After a few months of being married, I realized that this wasn’t what I had signed up for and I spent more time leaving my drunken husband than I actually spent with him, but I always went back, until the last time. I had gone back to my hometown and lived with my mom for six months. I had a job and a car and I was settling in to my new life as single parent. My husband called almost daily begging me to come back with our daughter and be the family that we were supposed to be. That is what I wanted and I was so happy that he realized what he would lose if he didn’t stay out of the bars. He had missed his daughter’s first steps and her first birthday. I actually felt guilty about that.

So, I sold my car, quit my job and went back. He had moved us to a nicer apartment and was staying out of the bars and I had my happy family. He had to leave town almost every other weekend to pick up supplies for his job in a neighboring state. I would cook him meals that he would take with him and all of his favorite treats. I was happy, my daughter was happy and he was happy. I knew I made a good decision in giving it another shot. He had changed. I had a part time job, purchased a car, and was settling in to the life I wanted.

After about seven weeks of my newfound bliss, one day when he was out of town, I was dusting the top of the refrigerator and found the letters. Apparently, less than a week after I left him to go home to my mother, he had moved in with another woman. Every other weekend he was not driving out of town but spending the weekend with her. I always wondered if she enjoyed my cooking as much as she enjoyed my husband. He was due back home in about an hour. I stewed and the rage grew. I packed up my daughter’s clothes and my clothes and loaded my car. I was going to be gone before he came home. As I was putting my daughter in her car seat, he pulled into the parking lot in his van.

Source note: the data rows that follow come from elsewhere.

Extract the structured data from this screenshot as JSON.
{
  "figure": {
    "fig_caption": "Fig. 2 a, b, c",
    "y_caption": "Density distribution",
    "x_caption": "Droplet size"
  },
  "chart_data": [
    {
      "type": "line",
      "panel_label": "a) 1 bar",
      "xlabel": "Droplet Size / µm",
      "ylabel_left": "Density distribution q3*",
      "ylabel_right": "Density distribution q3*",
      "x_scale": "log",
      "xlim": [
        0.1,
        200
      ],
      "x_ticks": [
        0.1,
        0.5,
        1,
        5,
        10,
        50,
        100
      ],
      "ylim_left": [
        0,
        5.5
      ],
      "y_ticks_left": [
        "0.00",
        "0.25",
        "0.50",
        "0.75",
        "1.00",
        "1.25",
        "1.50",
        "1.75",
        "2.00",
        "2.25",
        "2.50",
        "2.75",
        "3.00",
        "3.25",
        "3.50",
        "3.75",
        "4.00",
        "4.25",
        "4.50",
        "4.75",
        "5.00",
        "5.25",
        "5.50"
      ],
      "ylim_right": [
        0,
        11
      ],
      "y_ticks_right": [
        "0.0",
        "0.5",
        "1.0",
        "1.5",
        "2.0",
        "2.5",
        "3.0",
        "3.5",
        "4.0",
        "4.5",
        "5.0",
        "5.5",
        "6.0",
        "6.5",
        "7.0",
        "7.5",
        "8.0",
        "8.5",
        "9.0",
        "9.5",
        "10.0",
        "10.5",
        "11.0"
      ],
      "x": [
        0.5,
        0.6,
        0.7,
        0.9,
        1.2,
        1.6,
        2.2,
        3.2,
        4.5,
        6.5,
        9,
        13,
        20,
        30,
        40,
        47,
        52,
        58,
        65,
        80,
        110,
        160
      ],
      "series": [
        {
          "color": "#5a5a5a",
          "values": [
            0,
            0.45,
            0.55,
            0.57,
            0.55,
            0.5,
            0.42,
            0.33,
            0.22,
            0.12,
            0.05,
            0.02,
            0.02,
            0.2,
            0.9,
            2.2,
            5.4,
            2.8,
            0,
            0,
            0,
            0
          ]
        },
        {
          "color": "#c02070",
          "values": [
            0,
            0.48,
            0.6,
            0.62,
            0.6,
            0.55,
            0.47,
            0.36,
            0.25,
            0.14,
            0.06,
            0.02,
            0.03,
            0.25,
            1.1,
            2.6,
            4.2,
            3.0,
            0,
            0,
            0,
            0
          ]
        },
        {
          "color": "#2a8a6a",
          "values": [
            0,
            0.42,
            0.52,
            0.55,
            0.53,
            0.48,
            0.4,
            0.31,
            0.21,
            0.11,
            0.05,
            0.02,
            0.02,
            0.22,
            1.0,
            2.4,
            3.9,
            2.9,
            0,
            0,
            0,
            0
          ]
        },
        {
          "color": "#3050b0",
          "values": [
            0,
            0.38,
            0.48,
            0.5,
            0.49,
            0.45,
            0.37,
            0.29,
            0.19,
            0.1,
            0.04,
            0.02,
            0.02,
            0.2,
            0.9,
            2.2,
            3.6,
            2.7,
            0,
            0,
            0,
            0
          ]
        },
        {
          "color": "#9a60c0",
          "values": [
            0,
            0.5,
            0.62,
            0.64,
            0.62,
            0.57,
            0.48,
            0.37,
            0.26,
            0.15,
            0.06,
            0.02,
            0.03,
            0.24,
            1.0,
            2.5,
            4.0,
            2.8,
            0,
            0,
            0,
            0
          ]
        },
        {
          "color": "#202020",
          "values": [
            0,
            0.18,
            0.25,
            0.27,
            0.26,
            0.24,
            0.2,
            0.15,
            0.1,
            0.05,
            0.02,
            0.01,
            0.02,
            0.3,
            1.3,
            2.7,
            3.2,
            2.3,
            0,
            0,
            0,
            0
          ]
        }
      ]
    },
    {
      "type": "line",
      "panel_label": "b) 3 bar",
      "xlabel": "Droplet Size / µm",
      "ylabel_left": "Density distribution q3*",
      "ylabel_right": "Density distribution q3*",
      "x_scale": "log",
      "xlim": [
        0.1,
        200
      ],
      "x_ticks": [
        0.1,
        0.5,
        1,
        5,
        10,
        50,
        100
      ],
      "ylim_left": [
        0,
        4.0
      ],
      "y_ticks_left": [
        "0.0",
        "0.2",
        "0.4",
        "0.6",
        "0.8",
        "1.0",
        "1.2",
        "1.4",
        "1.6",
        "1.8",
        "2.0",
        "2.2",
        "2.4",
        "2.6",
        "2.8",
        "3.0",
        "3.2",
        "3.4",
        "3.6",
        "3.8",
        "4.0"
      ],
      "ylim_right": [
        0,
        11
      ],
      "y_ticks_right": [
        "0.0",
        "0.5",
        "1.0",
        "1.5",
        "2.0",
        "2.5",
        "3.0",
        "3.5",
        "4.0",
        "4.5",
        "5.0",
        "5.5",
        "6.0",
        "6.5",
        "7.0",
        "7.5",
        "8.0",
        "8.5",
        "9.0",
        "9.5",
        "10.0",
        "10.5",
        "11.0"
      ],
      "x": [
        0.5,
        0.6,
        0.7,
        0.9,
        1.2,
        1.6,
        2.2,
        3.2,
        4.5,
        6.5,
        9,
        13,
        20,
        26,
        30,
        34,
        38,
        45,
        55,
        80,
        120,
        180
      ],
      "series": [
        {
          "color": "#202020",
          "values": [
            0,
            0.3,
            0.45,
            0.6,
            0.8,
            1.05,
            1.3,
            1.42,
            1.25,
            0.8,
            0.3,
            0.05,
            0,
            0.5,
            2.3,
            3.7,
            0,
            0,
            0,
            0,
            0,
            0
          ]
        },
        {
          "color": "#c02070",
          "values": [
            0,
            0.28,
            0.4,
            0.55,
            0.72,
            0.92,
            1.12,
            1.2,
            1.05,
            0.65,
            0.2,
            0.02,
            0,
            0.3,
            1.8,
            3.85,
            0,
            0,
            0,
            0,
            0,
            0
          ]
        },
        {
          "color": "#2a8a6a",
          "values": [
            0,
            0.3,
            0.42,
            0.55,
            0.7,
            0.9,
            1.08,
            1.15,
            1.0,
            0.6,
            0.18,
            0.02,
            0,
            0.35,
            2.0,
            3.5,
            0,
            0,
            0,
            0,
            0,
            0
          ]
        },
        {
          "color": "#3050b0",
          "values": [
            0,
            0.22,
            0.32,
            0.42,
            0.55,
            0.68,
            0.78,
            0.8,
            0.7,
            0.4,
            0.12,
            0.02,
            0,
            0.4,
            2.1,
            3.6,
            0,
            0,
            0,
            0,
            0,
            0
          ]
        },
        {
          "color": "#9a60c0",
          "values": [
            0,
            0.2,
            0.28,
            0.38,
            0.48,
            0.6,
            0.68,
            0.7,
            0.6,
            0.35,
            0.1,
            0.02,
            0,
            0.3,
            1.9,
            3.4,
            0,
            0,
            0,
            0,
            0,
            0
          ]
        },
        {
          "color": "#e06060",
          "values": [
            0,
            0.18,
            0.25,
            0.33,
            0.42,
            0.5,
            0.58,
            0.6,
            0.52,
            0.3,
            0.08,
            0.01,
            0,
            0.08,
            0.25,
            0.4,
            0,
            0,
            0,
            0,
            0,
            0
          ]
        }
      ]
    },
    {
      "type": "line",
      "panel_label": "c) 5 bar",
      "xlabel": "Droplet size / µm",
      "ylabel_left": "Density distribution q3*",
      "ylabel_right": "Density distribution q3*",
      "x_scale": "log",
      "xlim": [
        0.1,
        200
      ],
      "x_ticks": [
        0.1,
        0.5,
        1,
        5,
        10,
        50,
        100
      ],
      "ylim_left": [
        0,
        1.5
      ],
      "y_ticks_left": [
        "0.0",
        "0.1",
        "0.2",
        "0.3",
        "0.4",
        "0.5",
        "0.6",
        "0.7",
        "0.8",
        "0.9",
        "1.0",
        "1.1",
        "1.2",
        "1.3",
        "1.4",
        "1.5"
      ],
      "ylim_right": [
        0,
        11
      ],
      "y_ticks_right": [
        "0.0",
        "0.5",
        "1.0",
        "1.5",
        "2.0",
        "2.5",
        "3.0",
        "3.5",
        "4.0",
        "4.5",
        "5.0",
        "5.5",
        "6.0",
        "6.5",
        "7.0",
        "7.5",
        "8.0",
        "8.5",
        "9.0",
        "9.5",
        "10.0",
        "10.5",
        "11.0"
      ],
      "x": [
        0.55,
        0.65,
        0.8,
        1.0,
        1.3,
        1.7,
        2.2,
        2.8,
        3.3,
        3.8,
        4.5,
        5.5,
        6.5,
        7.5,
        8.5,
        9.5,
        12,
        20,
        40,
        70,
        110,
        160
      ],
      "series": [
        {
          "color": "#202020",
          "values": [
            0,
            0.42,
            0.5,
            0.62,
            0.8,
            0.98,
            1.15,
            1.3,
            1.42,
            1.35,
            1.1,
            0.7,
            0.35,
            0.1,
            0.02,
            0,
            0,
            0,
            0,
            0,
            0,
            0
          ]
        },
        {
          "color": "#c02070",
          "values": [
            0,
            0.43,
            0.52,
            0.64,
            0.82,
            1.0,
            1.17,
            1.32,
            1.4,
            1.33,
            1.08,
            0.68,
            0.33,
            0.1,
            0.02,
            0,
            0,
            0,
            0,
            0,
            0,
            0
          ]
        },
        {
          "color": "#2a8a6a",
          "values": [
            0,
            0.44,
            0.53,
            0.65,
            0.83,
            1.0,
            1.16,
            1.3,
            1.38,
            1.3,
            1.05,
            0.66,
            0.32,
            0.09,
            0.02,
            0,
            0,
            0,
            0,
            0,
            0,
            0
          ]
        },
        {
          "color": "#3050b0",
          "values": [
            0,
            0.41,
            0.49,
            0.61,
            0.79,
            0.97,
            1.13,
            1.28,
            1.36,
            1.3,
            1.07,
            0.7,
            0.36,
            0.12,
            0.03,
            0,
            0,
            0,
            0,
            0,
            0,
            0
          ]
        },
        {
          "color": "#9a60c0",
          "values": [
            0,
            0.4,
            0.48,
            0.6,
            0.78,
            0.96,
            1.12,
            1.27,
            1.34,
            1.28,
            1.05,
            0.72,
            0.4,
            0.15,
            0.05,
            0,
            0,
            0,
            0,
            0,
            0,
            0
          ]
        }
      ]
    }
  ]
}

My intentions truly were to just drive off into the sunset but that is not what happened. As he stepped out of the van and came towards me, I picked up a large rock. It was heavy. He was a good distance from me but I threw it with everything I had and I aimed for his head. Gravity did what gravity does and the rock hit him where the infidelity started. He was bent over in agony and I got in my car and backed out of my parking spot. My intentions were to ride off into the sunset but again, that is not what happened. I do not remember making a conscious decision to do what I did next. I would never put my child in danger but on that day I did. Instead of just driving off I drove right into the middle of his van crumpling the doors and smashing the front of my car. Then, I backed up and drove off into the sunset. I am not normally a violent person but obviously, I can be. I was twenty years old at the time of this incident and I would like to think that with age and wisdom comes more self-control. I hope this theory is never tested.

another bob
6th October 2012, 19:27
The Last Time

"Heaven has no rage like love to hatred turned / Nor hell a fury like a woman scorned."…William Congreve..... I am not normally a violent person but obviously, I can be. I was twenty years old at the time of this incident and I would like to think that with age and wisdom comes more self-control. I hope this theory is never tested.

Strong story, Sleepy, and Thank You for sharing it! Realy appreciate you taking the effort to examine that part of your life here with us!

It seems that most of us are here for the purpose of self-discovery, to see what we are made of. This is what life's tests are comprised of, and as we get clear, we come to recognize that we ourselves are the authors of those tests.

The ego function is like a tool in this respect, in that it digs into the nooks and secret crannies of our being, to shine a telling light and reveal to us just what we are really all about, when push comes to shove, as it were, and then its purpose is fullfilled.

We will continue to be tested until the reason for the test is rendered obsolete, in the light of our own stable awareness and adaptation to the higher stages of our development.

Blessings!

sleepy
6th October 2012, 19:32
Another Bob,

At that time in my life, it really felt like my world was ending. I do believe that now....I know better.